Womanchester, a women’s rights group, alongside other individuals and groups, have previously referred to the US restaurant chain as “sexist, misogynistic and degrading”.
They will be making their voice heard come 10 June when they get a chance to present their representations against the proposals to Salford City Council at the Civic Centre in Swinton. They will be joined by Men at Work, Men Against Violence Campaign, and Male Allies Challenging Sexism alongside others.
This hearing comes after outcry from campaigners following the US chain’s application to open a branch in Salford Quays. Allowing a Hooters, famous for employing scantily-clad waitresses, is something that Womanchester, as well as their peers and Salford City Mayor Paul Dennett, say would be in direct opposition to the Greater Manchester Combined Authority’s commitment to end sexist harassment and abuse.
“Hooters is a sexist restaurant, which uses the objectification of women as its selling point, from its name, to the uniform, to the way it treats the female staff,” a Womanchester spokeswoman said previously. “It is an outdated brand, viewing women as objects to sell food and drink is no longer acceptable in 2022.
“Since #MeToo and the campaigns against casual misogyny and sexism, we have moved past the days when this was considered acceptable.
“Woman’s Place UK quite rightly asks why would any city want to associate themselves with the outdated image of skimpily clad, objectified women serving a mostly male customer base. Openly sexist in its policies, this is not an acceptable working condition for the waitresses.
“Men and boys should stand with us, and many are opposing this. We are a group of women from all walks of life, of all ages, and feel very strongly on this.”
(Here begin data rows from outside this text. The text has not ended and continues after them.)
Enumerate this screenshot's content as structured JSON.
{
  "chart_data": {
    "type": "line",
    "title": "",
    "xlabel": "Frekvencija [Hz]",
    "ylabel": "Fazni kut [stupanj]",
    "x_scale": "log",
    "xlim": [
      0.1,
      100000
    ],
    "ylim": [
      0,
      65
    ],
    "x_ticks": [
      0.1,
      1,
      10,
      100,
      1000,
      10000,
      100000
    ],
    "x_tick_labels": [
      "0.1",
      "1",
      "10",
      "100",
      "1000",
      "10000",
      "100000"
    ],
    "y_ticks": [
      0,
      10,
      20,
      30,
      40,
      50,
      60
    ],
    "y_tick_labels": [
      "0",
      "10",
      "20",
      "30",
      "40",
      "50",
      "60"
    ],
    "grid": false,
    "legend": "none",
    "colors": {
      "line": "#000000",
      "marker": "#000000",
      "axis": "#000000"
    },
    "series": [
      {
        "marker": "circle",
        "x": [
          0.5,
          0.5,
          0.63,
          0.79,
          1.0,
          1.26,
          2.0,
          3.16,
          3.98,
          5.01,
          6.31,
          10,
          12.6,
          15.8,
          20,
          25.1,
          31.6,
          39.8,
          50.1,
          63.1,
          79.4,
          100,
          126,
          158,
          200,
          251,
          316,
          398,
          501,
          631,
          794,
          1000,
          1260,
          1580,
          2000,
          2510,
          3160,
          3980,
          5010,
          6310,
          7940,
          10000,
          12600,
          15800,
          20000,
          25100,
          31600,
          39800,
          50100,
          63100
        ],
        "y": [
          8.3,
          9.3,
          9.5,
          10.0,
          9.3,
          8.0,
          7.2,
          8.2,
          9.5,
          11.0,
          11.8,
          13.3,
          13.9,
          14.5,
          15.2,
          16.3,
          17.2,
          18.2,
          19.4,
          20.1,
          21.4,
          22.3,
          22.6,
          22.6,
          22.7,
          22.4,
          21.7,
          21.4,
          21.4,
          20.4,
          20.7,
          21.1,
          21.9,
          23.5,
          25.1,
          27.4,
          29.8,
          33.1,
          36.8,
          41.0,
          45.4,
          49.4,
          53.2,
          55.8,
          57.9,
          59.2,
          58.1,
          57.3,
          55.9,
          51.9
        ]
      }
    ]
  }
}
The only other Hooters in the UK is based in Nottingham, while plans to open another UK restaurant in Liverpool were met by a petition which slated the chain as ‘an archaic and chauvinistic brand’.
After an open letter was sent to both mayors of Greater Manchester and Salford, Andy Burnham and Paul Dennett both responded by stating their opposition to the application.
“The location and nature of the business cause me serious concern,” Mr Dennett said. “I therefore totally appreciate the negative reaction from the community.
“The nature of the business jars with the Greater Manchester Combined Authority’s gender-based violence strategy, reinforcing archaic and unwelcome attitudes towards women. Greater Manchester is home to 1.4million women and girls and we will continue to champion progress towards gender equality.
“Hooters would be a regressive step for Salford and Greater Manchester. In Salford we have just launched a vision for Salford Quays in 2030 and a key strand of this is that the Quays is a place that welcomes everyone, a place that puts people at the centre of how it is perceived and operates in practice.
“A Hooters bar does not fit in with this vision.”
What has Hooters said?
In a previous statement, a spokesman for Hooters said: “For nearly four decades, Hooters restaurants have built a reputation around the world for offering great times for everyone. From iconic food and beverages such as wings, burgers, seafood, beers and cocktails to world-famous Hooters Girls and our Heart of House employees who create a one-of-a-kind guest experience, Hooters is the ideal place for guests to cheer on their favourite sports teams or celebrate any occasion with friends or family.
“Just as importantly, we are part of the fabric of communities with initiatives to raise funds for breast cancer and programs to honour local heroes including the military. We are pleased to bring our restaurant concept to the people of Salford Quays and trust the community will experience our hospitality for themselves.”